LIDAR IMAGERY OF THE NORTH CENTRAL PENNSYLVANIA GLACIATED AREA SHOWS SINUOUS SMALL SCALE RIDGES OR BENCHES INTERPRETED TO BE FROM PERIGLACIAL SNOWDUNE EROSION
The somewhat sinuous trace of the RB features suggests that they may be small scale eskers but the soil mapped on all of the features is derived from till rather than sand and gravel. In the field a number road cuts through the features expose silty matrix till. At one RB site, a fresh two meter deep road cut showed a reddish stony, sandy-silt matrix till derived from the underlying bedrock. Subglacial till deformation produces small scale ice-flow parallel till ridges and grooves but they are remarkably straight. So the texture and somewhat sinuous form of most of the till ridge-benches makes a subglacial origin for the features questionable.

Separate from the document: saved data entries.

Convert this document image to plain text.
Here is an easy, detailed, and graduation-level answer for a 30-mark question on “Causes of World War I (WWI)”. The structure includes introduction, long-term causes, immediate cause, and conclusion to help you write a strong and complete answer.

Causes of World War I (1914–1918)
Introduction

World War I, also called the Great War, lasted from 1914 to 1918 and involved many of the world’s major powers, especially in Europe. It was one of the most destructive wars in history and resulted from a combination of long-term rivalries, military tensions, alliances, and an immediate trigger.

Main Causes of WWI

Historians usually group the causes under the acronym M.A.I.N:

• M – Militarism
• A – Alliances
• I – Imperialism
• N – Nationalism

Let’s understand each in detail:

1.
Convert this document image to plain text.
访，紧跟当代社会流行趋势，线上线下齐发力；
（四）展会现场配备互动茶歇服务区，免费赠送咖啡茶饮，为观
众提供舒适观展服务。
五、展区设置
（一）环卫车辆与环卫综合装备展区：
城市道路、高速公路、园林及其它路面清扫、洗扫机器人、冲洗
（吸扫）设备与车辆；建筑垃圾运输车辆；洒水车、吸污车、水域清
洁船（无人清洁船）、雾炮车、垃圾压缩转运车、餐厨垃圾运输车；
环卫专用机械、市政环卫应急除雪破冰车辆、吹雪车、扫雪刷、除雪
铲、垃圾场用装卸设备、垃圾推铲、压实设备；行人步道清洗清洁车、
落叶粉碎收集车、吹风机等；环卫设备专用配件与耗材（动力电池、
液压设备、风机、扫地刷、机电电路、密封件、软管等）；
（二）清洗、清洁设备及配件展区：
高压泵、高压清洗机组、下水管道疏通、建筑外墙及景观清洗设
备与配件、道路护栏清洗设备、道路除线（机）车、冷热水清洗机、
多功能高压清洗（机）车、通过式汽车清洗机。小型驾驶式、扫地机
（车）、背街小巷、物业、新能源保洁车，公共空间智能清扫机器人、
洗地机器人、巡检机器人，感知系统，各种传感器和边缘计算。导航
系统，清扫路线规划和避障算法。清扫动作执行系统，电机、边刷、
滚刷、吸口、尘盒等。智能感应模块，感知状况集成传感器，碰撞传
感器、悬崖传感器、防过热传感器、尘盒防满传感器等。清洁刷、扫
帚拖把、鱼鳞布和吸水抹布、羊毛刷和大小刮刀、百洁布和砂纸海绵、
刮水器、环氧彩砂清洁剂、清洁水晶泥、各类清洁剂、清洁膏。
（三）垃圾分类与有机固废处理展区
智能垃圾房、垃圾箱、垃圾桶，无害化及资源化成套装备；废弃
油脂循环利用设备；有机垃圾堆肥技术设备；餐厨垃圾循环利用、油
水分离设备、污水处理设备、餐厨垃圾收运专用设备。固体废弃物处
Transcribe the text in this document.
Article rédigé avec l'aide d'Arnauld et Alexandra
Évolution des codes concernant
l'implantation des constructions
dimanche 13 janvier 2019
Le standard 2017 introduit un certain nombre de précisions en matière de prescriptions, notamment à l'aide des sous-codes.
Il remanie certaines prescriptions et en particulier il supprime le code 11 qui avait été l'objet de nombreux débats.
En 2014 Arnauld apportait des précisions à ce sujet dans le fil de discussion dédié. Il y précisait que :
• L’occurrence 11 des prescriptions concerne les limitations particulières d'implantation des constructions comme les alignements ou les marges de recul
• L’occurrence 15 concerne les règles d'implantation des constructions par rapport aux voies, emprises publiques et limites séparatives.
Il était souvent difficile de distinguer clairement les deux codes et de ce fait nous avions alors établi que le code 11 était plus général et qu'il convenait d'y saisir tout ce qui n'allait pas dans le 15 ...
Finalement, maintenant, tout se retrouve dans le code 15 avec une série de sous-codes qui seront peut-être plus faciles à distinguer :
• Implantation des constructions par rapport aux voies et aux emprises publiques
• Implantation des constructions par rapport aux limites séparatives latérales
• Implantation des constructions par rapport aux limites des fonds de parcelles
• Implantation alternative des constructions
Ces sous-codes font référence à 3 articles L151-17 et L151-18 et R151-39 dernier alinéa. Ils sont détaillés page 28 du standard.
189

Similar RB forms are present in Pennsylvania south of the glacial limit and are attributed to periglacial activity. Where the features are slightly oblique or parallel to the hillslope and change orientation as the hillslope orientation changes, they are interpreted to be from gelifluction. On hillsides in central Pennsylvania where the features have a consistent orientation regardless of hillslope orientation, they are interpreted to be from nivation processes associated with parallel transverse to barchinoid snow dunes. Also arguing for a “snow dune erosion” model for such features, are photographs of present day features associated with barchanoid snow dunes that are essentially identical to those features on the LiDAR images. At present, the snow dune model appears to offer the best explanation for the somewhat sinuous RB features.